Mengacu Undang-Undang Nomor 8 Tahun 1999 tentang Perlindungan Konsumen disebutkan bahwa konsumen memiliki hak memilih barang atau jasa serta mendapatkan barang sesuai dengan nilai tukar, kondisi, dan jaminan yang dijanjikan.
Selain itu, pelanggan juga memiliki hak atas informasi yang benar, jelas, dan jujur terkait barang tersebut, hak didengar pendapat dan keluhannya atas barang yang digunakan, dan hak mendapatkan kompensasi ganti rugi dan/atau penggantian apabila barang yang diterima tidak sesuai dengan perjanjian atau sebagaimana mestinya.

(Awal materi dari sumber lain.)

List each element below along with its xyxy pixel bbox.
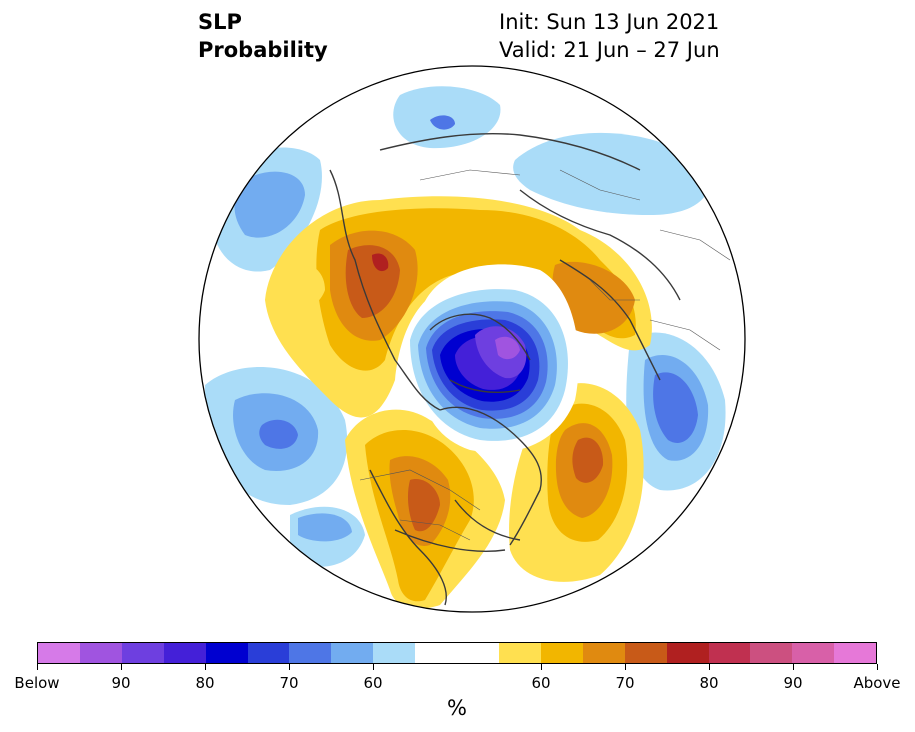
colorbar-tick xyxy=(121,664,122,670)
colorbar-cell xyxy=(708,643,751,663)
polar-map xyxy=(198,65,746,613)
colorbar-tick-label: Above xyxy=(853,674,901,692)
colorbar-cell xyxy=(331,643,374,663)
colorbar-tick xyxy=(541,664,542,670)
colorbar-cell xyxy=(750,643,793,663)
colorbar xyxy=(37,642,877,664)
colorbar-tick-label: 60 xyxy=(363,674,383,692)
colorbar-cell xyxy=(624,643,667,663)
colorbar-cell xyxy=(205,643,248,663)
colorbar-tick-label: 90 xyxy=(111,674,131,692)
arctic-low-center xyxy=(410,264,579,453)
above-normal-regions xyxy=(265,196,652,609)
colorbar-cell xyxy=(247,643,290,663)
coastlines xyxy=(329,132,681,606)
title-left: SLP Probability xyxy=(198,8,328,64)
colorbar-tick xyxy=(625,664,626,670)
title-subtitle: Probability xyxy=(198,38,328,62)
colorbar-tick xyxy=(709,664,710,670)
colorbar-ticks xyxy=(37,664,878,670)
colorbar-tick-label: 90 xyxy=(783,674,803,692)
colorbar-tick xyxy=(793,664,794,670)
colorbar-cell xyxy=(373,643,416,663)
colorbar-cell xyxy=(457,643,499,663)
colorbar-cell xyxy=(792,643,835,663)
colorbar-cell xyxy=(415,643,458,663)
colorbar-tick-label: 70 xyxy=(615,674,635,692)
colorbar-tick-label: 70 xyxy=(279,674,299,692)
colorbar-tick xyxy=(373,664,374,670)
colorbar-tick-label: 80 xyxy=(699,674,719,692)
title-variable: SLP xyxy=(198,10,242,34)
map-boundary xyxy=(198,65,746,613)
title-right: Init: Sun 13 Jun 2021 Valid: 21 Jun – 27… xyxy=(499,8,720,64)
colorbar-tick-label: 80 xyxy=(195,674,215,692)
colorbar-tick xyxy=(877,664,878,670)
colorbar-cell xyxy=(834,643,877,663)
colorbar-cell xyxy=(582,643,625,663)
colorbar-cell xyxy=(79,643,122,663)
colorbar-cell xyxy=(498,643,541,663)
colorbar-tick xyxy=(289,664,290,670)
colorbar-cell xyxy=(289,643,332,663)
colorbar-cell xyxy=(540,643,583,663)
colorbar-tick-label: Below xyxy=(14,674,60,692)
colorbar-cell xyxy=(121,643,164,663)
colorbar-tick xyxy=(37,664,38,670)
colorbar-cell xyxy=(38,643,80,663)
colorbar-cell xyxy=(163,643,206,663)
valid-range: Valid: 21 Jun – 27 Jun xyxy=(499,38,720,62)
borders xyxy=(359,169,731,541)
colorbar-unit: % xyxy=(447,696,467,720)
init-date: Init: Sun 13 Jun 2021 xyxy=(499,10,720,34)
colorbar-cell xyxy=(666,643,709,663)
colorbar-tick-label: 60 xyxy=(531,674,551,692)
colorbar-tick xyxy=(205,664,206,670)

Untuk itu, kalau ada pelanggan yang memberikan keluhan terkait barang yang tidak sesuai, pedagang wajib untuk menggantinya barang tersebut dengan yang baru karena itu adalah hak pelanggan.
Tidak jujur dalam pembayaran
Seiring dagang elektronik, maka muncullah sistem pembayaran elektronik atau cashless alias nontunai.
Meski sudah dimudahkan, kesalahan bayar bisa saja terjadi saat transaksi berlangsung. Contoh yang kerap terjadi adalah kelebihan bayar. Maka, pedagang dalam kasus ini, harusnya mengembalikan segera uang kelebihan bayar tersebut. Tak sedikit pedagang daring yang menipu atau menolak refund. Atau, telah menerima pembayaran, tapi barang tidak dikirimkan kepada pembeli.
Dalam Pasal 1359 Kitab Undang-Undang Hukum Perdata (KUHPer) menyebutkan setiap pembayaran mengandalkan adanya suatu utang; apa yang telah dibayar tanpa diwajibkan untuk itu, dapat dituntut kembali. Terhadap perikatan bebas yang secara sukarela telah dipenuhi, tak dapat dilakukan penuntutan kembali.
Adapun Pasal 1360 KUHPer disebutkan, barang siapa secara sadar atau tidak menerima sesuatu yang tidak harus dibayar kepadanya, maka wajib mengembalikannya pada orang yang memberikannya.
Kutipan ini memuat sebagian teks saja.